Your solution starts with patience. Virtuoso's Anytime Query feature returns some results when a timeout strikes, and keeps running the query in the background -- so if you come back later, you'll typically get more solutions, up to the complete result set.

I had to guess at your original query, since you only posted the piecemeal one you were trying to use --

select ( count(?s) as ?count )
where
{
          ?s rdf:type owl:Thing.
}

I got 3,923,114 within a few seconds, without hitting any timeout. I had set a timeout of 3000000 milliseconds (= 3000 seconds = 50 minutes) on the form -- in contrast to the endpoint's default timeout of 30000 milliseconds (= 30 seconds) -- but clearly hit neither of these, nor the endpoint's server-side configured timeout.

I think you already understand this, but please do note that this count is a moving target, and will change regularly as the DBpedia-Live content continues to be updated from the Wikipedia firehose.


Your divide-and-conquer effort has a significant issue. Note that without an ORDER BY clause in combination with your LIMIT/OFFSET clauses, you may find that some solutions (in this case, some values of ?s) repeat and/or some solutions never appear in a final aggregation that combines all those partial results.

Also, as you are trying to count triples, you should probably do a count(*) instead of count (?s).
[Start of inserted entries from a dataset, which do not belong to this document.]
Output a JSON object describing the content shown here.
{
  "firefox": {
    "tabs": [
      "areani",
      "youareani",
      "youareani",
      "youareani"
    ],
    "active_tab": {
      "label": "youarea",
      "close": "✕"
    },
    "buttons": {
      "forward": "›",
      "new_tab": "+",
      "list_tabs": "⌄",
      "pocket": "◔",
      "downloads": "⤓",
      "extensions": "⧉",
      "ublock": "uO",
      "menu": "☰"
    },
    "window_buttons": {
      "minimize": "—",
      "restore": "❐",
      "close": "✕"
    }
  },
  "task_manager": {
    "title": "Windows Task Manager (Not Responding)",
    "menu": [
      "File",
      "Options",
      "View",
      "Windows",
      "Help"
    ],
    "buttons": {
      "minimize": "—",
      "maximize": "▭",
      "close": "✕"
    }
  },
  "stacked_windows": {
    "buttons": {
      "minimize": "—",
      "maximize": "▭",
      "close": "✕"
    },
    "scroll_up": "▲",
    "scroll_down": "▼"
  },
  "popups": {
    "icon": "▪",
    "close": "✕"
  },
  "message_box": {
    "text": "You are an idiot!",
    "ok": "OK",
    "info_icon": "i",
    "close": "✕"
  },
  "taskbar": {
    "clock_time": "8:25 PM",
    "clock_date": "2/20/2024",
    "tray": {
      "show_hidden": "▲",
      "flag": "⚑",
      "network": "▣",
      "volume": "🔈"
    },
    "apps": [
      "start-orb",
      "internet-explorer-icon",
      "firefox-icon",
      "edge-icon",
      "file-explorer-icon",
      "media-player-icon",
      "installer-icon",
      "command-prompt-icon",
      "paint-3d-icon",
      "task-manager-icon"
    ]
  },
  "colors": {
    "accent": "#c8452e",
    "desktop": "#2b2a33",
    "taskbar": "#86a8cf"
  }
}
If nothing else, this helps readers of the query understand what you're doing.


Toward being able to adjust such execution time limits as your query is hitting -- the easiest way would be to instantiate your own mirror via the the DBpedia-Live AMI; unfortunately, this is not currently available for new customers, for a number of reasons. (Existing customers may continue to use their AMIs.) We will likely revive this at some point, but the timing is indefinite; you could open a Support Case to register your interest, and be notified when the AMI is made available for new users.


Toward an ultimate solution... There may be better ways to get to your actual end goal than those you're currently working on. You might consider asking on the DBpedia mailing list or the OpenLink Community Forum.